Tüm tarım araç ve gereçleri alım satım işleri 5 yıl süreyle KDV ve diğer vergilerden muaf tutulmalıdır.
Bu hükümet bunları yapabilir mi? Hiç sanmıyoruz.
ÇAKMA OLİGARKLAR İÇİN DEĞİL, MİLELTİMİZ İÇİN ÇALIŞACAĞIZ
İşte biz, bu ülkenin aydınlık geleceğine inanan, “Bu toprakların insanları, birbirine sıkı sıkıya sarıldığında, aşılamayacak hiçbir sorun yoktur” diyen, bir avuç yandaş ve beşli çete, çakma oligarklar için değil, ülkesi ve milleti için çalışmaya kararlı 6 parti, göreve hazırız. Sandıkta milletimiz kendisini hakir görenlere, gözünün içine baka baka dalga geçenlere dersini verecek.
SANDIĞI İSTİYORUZ, SANDIĞI BEKLİYORUZ
Demiştik ya, “Ağacın kurdu içinde olur.” İşte ülkemizin içini kemiren o kurdu. Yüzyıllık çınarımızın, ülkemizin gövdesinden vatandaşlarımızla birlikte söküp çıkartacağız. Bundan sonra, pahalılığı bitirmek için, gıda güvenliğini sağlamak için, hiçbir çocuğun yatağa aç girmemesi, hiçbir çocuğun kaliteli eğitim hakkından mahrum kalmaması için, herkesin temiz havaya, temiz suya ulaşabilmesi için, herkesin huzur ve güven içinde yaşayabilmesi için, tüm gücümüzle çalışmaya hazırız. Biz hazırız, milletimiz hazır. Sandığı istiyoruz. Sandığı bekliyoruz.
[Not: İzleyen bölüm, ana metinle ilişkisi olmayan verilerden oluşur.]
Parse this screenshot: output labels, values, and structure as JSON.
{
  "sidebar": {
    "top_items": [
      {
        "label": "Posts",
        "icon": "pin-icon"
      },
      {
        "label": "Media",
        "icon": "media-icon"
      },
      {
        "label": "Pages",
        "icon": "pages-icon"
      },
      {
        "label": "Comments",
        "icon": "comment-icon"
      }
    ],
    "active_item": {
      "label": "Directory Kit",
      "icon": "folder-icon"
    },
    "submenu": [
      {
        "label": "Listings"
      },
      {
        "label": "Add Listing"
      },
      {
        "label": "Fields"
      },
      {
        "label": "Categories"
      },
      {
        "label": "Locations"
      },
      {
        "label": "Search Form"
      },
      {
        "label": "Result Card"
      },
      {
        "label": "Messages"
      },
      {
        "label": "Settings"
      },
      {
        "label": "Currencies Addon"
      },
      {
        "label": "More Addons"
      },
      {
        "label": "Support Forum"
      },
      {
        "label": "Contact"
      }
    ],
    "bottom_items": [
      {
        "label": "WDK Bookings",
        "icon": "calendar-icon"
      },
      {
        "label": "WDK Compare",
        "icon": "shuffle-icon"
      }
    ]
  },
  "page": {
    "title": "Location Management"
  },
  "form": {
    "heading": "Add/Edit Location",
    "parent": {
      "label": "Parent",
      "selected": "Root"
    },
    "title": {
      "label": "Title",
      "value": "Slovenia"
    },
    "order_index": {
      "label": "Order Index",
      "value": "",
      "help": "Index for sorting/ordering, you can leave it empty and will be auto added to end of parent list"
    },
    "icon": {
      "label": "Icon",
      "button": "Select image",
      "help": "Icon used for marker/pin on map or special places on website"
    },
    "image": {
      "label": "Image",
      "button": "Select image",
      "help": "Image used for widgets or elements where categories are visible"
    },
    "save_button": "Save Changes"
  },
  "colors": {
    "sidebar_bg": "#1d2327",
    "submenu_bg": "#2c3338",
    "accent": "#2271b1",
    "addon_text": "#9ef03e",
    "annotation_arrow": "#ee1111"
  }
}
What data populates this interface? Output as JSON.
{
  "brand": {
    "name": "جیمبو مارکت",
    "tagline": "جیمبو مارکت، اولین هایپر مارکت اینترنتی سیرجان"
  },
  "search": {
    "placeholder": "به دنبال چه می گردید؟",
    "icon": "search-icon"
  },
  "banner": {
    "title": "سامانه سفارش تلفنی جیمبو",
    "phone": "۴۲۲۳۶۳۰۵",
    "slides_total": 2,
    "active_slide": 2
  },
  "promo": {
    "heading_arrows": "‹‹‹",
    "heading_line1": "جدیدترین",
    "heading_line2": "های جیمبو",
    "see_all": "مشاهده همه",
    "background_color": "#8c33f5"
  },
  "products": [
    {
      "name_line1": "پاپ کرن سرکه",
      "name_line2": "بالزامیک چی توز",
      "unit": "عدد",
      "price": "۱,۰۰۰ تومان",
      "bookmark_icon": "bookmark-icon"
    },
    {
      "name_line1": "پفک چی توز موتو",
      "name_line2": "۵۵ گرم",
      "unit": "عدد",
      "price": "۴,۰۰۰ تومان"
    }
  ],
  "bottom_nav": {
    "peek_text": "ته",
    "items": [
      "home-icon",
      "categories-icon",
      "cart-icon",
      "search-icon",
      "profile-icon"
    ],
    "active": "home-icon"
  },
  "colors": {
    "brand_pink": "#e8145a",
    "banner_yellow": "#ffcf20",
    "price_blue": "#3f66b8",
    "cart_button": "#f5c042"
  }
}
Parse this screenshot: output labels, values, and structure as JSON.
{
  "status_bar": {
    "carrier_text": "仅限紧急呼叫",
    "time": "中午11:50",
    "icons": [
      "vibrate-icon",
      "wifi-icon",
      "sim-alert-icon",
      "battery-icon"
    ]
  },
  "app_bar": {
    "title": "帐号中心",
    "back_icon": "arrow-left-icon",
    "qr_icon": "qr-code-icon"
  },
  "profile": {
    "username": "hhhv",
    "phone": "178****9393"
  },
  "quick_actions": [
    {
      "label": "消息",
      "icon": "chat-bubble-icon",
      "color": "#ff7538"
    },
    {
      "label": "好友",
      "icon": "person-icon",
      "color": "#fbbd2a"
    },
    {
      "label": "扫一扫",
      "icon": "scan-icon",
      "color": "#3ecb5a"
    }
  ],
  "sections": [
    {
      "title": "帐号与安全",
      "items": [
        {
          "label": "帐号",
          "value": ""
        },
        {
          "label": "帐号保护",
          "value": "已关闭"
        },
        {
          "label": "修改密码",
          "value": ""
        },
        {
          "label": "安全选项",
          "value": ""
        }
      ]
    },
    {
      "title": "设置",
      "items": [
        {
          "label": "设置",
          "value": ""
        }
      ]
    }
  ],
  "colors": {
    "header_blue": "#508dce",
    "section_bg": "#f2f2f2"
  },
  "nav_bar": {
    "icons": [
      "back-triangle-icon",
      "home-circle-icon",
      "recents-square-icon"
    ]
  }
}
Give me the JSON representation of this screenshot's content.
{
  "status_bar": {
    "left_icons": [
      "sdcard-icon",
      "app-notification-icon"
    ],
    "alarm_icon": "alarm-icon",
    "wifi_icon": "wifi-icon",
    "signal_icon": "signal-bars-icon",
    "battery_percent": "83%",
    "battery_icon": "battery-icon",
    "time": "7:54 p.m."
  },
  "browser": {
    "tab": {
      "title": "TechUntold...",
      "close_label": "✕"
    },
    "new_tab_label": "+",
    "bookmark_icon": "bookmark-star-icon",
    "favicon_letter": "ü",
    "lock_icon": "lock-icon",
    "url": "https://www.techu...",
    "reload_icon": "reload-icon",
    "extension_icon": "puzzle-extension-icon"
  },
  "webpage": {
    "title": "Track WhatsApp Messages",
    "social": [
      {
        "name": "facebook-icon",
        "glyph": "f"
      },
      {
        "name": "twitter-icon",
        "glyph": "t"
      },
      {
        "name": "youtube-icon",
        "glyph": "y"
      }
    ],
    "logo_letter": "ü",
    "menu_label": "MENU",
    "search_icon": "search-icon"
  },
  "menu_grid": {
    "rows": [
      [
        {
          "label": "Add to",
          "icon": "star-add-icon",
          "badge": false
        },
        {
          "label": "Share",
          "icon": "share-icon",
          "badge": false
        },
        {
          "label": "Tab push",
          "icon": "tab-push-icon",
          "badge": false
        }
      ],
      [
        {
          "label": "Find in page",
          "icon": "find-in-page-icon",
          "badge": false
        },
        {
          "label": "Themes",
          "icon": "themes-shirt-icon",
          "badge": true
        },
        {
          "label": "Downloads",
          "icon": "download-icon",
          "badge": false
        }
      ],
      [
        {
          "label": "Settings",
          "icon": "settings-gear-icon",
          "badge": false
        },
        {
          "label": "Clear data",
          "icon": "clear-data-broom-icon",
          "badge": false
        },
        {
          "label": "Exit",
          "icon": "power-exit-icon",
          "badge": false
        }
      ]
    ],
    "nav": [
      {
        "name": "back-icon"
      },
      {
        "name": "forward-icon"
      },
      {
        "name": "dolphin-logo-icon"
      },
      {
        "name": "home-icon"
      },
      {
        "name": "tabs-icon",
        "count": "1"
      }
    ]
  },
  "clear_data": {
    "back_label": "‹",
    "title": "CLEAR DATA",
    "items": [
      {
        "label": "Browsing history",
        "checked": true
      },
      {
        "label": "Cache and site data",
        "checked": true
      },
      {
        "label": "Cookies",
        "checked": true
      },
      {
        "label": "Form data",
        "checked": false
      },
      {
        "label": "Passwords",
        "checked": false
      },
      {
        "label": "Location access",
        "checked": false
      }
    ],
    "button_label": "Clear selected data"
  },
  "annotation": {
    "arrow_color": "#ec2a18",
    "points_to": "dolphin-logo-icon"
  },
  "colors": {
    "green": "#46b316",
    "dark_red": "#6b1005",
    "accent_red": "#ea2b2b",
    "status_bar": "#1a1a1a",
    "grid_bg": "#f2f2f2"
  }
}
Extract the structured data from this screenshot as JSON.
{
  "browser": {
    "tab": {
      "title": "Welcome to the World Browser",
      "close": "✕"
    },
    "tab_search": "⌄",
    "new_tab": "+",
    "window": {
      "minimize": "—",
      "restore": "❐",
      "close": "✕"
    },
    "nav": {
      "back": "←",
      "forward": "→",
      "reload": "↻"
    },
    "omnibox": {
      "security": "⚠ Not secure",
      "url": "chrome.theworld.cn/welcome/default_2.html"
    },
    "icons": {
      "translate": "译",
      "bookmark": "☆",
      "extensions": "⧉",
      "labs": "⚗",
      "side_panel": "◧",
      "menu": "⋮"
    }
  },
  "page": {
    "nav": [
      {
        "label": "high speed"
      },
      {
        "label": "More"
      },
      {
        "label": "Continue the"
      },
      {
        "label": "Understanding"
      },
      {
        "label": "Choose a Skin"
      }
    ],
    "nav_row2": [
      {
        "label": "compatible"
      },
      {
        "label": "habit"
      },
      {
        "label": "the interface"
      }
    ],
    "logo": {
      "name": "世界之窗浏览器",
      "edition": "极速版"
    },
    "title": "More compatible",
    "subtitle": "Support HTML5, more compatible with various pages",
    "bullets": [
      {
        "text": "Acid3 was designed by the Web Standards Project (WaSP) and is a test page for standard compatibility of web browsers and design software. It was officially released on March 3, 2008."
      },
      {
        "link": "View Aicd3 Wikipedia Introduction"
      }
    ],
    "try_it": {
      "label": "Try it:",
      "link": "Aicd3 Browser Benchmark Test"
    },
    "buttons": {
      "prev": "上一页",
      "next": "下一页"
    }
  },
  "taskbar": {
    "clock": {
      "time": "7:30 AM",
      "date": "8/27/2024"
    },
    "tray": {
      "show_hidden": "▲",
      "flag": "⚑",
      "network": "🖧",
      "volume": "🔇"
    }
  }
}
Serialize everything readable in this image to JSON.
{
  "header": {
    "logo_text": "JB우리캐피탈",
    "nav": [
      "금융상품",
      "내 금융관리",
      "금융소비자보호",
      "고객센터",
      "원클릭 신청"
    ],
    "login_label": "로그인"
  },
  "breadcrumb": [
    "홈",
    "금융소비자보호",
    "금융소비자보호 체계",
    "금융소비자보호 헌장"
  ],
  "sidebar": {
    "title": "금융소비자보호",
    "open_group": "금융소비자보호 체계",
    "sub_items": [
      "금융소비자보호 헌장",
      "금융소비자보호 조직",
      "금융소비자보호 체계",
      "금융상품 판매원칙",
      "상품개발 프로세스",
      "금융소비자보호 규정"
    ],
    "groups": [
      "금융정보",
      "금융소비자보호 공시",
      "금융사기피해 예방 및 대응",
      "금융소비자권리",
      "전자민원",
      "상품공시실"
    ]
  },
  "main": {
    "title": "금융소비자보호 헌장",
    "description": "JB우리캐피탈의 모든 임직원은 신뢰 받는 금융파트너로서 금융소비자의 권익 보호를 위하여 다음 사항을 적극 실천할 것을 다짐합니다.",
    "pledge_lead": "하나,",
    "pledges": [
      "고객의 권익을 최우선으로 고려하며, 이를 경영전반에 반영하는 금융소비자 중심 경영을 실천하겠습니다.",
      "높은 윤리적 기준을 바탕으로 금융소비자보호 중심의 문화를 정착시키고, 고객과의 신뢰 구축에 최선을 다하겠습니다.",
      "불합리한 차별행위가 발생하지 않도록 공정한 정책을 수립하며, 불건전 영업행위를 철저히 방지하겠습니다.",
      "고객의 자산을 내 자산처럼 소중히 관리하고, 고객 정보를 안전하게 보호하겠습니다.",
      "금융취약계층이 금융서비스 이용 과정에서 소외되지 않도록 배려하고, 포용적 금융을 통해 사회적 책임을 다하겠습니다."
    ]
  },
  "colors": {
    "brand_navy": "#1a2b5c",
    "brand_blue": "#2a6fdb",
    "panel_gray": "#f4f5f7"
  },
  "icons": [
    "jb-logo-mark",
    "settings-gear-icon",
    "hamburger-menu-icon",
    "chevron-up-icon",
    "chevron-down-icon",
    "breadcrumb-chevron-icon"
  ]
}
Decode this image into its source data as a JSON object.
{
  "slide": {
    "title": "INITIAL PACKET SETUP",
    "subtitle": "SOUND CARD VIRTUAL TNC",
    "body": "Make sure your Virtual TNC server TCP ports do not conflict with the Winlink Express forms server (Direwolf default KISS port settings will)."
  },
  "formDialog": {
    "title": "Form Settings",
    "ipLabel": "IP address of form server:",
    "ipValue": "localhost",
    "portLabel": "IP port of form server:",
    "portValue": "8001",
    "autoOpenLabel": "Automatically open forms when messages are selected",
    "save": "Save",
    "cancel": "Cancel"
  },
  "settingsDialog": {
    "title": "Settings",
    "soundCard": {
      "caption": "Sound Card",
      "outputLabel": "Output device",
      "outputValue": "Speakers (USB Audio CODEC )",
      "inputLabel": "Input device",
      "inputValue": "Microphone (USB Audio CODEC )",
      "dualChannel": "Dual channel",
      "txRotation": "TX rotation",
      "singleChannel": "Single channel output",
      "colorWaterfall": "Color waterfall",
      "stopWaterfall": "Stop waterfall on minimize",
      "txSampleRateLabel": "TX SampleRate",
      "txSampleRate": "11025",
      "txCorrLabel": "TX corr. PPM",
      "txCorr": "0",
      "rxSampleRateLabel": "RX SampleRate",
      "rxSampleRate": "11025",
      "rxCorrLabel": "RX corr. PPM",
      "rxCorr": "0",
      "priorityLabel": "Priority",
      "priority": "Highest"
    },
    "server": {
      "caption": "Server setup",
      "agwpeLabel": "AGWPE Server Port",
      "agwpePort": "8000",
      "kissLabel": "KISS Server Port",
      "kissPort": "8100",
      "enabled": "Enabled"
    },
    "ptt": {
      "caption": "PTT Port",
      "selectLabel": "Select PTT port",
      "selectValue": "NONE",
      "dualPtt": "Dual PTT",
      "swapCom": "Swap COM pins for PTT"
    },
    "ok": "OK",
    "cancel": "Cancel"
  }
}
Benim söyleyeceklerim bu kadar. Dinlediğiniz için teşekkür ederim. Şimdi sorularınız varsa alıyım.
Soru- CHP Grup Başkanvekili Özgür Özel’in 6 muhalefet partisine ihtiyacımız yok, tek başımıza da çalışmalarımızı yürütüyoruz açıklaması yuvarlak masada çatlak mı var sorusunu akıllara getirdi. Sizin bir değerlendirmeniz olur mu?
Faik ÖZTRAK- Kimse boşuna heveslenmesin yuvarlak masada çatlak falan olmaz. Şimdi hem soruyu çarpıtarak, hem de Sayın Özel’in cevabının tamamını okumadan böyle bir soru soruluyor. Soruyu tastamam okursanız, cevabı da tastamam okursanız o zaman ne demek istediğimizi, nereye doğru gitmekte olduğumuzu anlarsınız.
Soru- CHP Genel Başkanı Sayın Kılıçdaroğlu’nun Diyarbakır programı netleşti mi? Diyarbakır annelerini ziyaret planlanıyor mu?
Faik ÖZTRAK- Evet Genel Başkanımızın Diyarbakır programı artık netleşiyor. Önümüzdeki günlerde gerçekleştirilecek. Genel Başkanımız nasıl tüm Türkiye’yi kucaklıyorsa Diyarbakır’ı ve Diyarbakırlıları da kucaklayacak.